La guerre vole aux Ukrainiens leur maîtrise du temps, en les contraignant à vivre uniquement dans le présent

QUELS SONT LES EFFETS SUR LA SANTÉ PSYCHIQUE ?

Les besoins en aide psychologique sont immenses, qu’on parle de stress post-traumatique, de la détresse des soldats sur le front ou démobilisés, de la souffrance des familles dans l’attente, de ceux et celles qui ont perdu un proche… Un sondage a montré récemment que 80 % des Ukrainiens ont perdu une connaissance à cause de cette guerre. Il y a aussi des dégâts neurologiques durables liés à l’exposition constante au stress. Dans ce genre de guerre de très haute intensité, le danger peut surgir de partout et paradoxalement, une certaine accoutumance à ce stress s’installe. Sans oublier les risques d’arrêts cardiaques et les problèmes de tension qui ont augmenté et qui ne sont pas toujours pris en charge faute de suivi et d’accès aux soins.

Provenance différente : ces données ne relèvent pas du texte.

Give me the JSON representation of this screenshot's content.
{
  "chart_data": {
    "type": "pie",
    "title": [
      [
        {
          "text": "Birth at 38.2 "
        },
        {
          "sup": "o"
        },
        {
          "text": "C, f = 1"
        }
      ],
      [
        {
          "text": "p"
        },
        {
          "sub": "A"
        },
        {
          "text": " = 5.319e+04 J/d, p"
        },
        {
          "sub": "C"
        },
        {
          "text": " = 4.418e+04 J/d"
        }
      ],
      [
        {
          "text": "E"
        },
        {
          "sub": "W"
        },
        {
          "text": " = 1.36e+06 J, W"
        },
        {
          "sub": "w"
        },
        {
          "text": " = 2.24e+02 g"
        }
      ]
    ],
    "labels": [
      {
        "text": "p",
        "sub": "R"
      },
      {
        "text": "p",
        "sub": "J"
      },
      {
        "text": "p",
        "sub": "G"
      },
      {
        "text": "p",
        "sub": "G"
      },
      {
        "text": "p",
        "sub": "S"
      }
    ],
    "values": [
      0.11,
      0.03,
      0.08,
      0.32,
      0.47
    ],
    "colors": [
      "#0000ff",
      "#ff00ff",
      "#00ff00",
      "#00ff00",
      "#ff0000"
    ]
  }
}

QU’OBSERVEZ-VOUS JUSTEMENT DEPUIS DEUX ANS QUANT À L’ACCÈS AUX SOINS ET À LA SANTÉ ?

La guerre a aggravé des problèmes de prévention et d’accès à la santé qui étaient déjà là. Les soins coûtent cher et la population est appauvrie, notamment les personnes âgées qui constituent une grande partie de la société ukrainienne. Il y a aussi énormément d’attaques russes visant des hôpitaux, dont récemment l’hôpital Okhmatdyt, la plus grande clinique pédiatrique d’Ukraine qui accueille de nombreux enfants souffrant de cancer. Les attaques contre les lieux de soins obligent les soignants à se déplacer même si les ambulances et les travailleurs médicaux sont aussi pris pour cibles au mépris du droit humanitaire international. De manière générale, la guerre a exacerbé des besoins de santé que le système en place ne peut plus gérer.

SI LE RAPPORT À L’AVENIR CHANGE, VOUS TÉMOIGNEZ POURTANT D’UNE ENVIE DE CONTINUER À VIVRE ENVERS ET CONTRE TOUT ?

Avec la guerre, le futur semble inaccessible. Mais je crois qu’après trois ans, les gens se disent qu’on ne peut pas mettre tout sur pause et arrêter de vivre. Les Ukrainiens continuent à se marier, à faire des enfants, à avoir des projets pour l’avenir. D’autant plus qu’il y a une tendance chez certains à dire : je vais peut-être mourir demain, mieux vaut faire ce que j’ai envie de faire aujourd’hui. Avec le risque permanent de tout perdre, on chérit davantage ce que l’on a.